Однажды два красноармейца внесли в палату носилки. На носилках лежал человек, он был очень бледен и молчал. Как потом выяснилось, это был ветеринарный фельдшер Булкин. Он возвращался из города на попутной подводе, груженной бревнами. На какой-то колдобине бревна от толчка рассыпались, и Булкину придавило ступню.
Мне очень хотелось, чтобы вновь прибывший заговорил, но я так и не дождался этого и незаметно уснул. Впервые за эти дни мне приснился сон. Хороший, спокойный и грустный сон. Мне снилась зима, пушистый снег в парке. Снилась мне тишина, высокие сугробы, тянущиеся вдоль парковой ограды. Ну чего тут особенного?
Но когда я проснулся от солнечного света, бьющего сквозь веки, какой-то счастливой болью сжалось сердце, захотелось не то плакать, не то встать скорее с койки и идти, идти куда-то по светлым полевым дорогам, по тропинкам, вьющимся среди лугов.
Я повернул голову и обнаружил, что ветеринарный фельдшер по-прежнему лежит на койке, и правая нога его, вся обвязанная бинтами, показалась мне чудовищно большой.
К полудню Булкин заговорил. Наверно, ему было очень больно, но он почему-то считал, что я нахожусь в худшем положении, чем он, и старался развеселить меня. Он знал великое множество историй и загадок, — некоторые из них он, очевидно, придумывал сам.

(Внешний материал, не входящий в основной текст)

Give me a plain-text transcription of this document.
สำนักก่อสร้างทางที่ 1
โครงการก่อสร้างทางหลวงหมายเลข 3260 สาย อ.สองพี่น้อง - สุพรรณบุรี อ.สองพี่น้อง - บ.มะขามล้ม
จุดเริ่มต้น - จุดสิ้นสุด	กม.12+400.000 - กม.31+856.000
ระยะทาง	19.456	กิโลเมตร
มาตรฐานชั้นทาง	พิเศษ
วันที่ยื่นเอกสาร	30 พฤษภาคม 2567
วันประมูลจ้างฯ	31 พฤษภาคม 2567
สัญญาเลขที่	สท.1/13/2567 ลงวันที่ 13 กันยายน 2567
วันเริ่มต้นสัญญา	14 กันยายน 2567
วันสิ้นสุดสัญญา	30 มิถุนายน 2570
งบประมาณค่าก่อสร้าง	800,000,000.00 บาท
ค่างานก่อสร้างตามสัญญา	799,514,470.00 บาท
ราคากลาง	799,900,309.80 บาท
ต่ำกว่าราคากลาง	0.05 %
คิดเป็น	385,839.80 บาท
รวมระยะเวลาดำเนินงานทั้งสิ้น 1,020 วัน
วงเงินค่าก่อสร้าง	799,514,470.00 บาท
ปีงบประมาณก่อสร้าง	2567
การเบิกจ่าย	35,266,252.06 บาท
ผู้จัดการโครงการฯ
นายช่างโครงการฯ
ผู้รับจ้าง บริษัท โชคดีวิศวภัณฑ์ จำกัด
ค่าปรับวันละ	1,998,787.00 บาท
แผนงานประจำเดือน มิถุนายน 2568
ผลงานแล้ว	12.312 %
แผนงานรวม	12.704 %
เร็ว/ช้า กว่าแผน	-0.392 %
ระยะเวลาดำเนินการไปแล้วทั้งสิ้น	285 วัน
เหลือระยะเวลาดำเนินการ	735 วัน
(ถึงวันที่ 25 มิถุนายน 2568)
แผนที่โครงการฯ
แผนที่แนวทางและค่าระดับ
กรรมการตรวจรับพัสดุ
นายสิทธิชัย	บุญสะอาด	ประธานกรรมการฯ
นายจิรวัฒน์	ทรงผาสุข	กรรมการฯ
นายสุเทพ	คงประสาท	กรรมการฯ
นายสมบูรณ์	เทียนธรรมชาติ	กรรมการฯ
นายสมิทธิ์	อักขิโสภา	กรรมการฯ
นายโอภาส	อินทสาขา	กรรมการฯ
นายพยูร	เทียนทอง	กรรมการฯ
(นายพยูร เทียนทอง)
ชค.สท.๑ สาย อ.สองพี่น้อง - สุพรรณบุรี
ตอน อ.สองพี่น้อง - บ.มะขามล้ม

Это был рыжеголовый худощавый мужчина с небольшим красноватым шрамом на подбородке и с чугунным перстнем на безымянном пальце правой руки. Брови у него были совсем бесцветные, будто их и не было, а глаза — круглые, сердитые, как у петуха.
Все это придавало ему свирепый, грозный вид, и мне он напоминал горца из кинофильма «Таинственный мститель, или Гробница богдыхана» в пяти сериях; этот фильм мы с Колькой смотрели в городском кино, проникая в зал через запасной выход.
Кстати, кинотеатр, судя по вывеске, назывался «Лучь», и из-за этого Колька однажды сделал ошибку в диктовке и получил «неуд». Правда, и в других словах у него были ошибки, ибо фраза диктанта в написании моего друга выглядела примерно так: «Радосный залатой лучь сонца озорил далину». Но Колька во всем винил именно вывеску кино, которая сбила его с толку, и грозился запустить в нее камнем.
Возвращаясь к ветеринарному фельдшеру Булкину, скажу, что внешность его не соответствовала характеру, его уж никак нельзя было назвать злым человеком. Первым делом он рассказал мне быль о том, как один шпион на границе, прикинувшись глухим от роду, был разгадан потому, что, проверяя, идут ли его ручные часы, машинально поднес их к уху.
— А вы это сами видели? — робко спросил я у Булкина.
— Нет, это мой приятель видел, — ответил он и рассмеялся.
Но, смеясь, он, видно, пошевелил больной ногой, потому что застонал.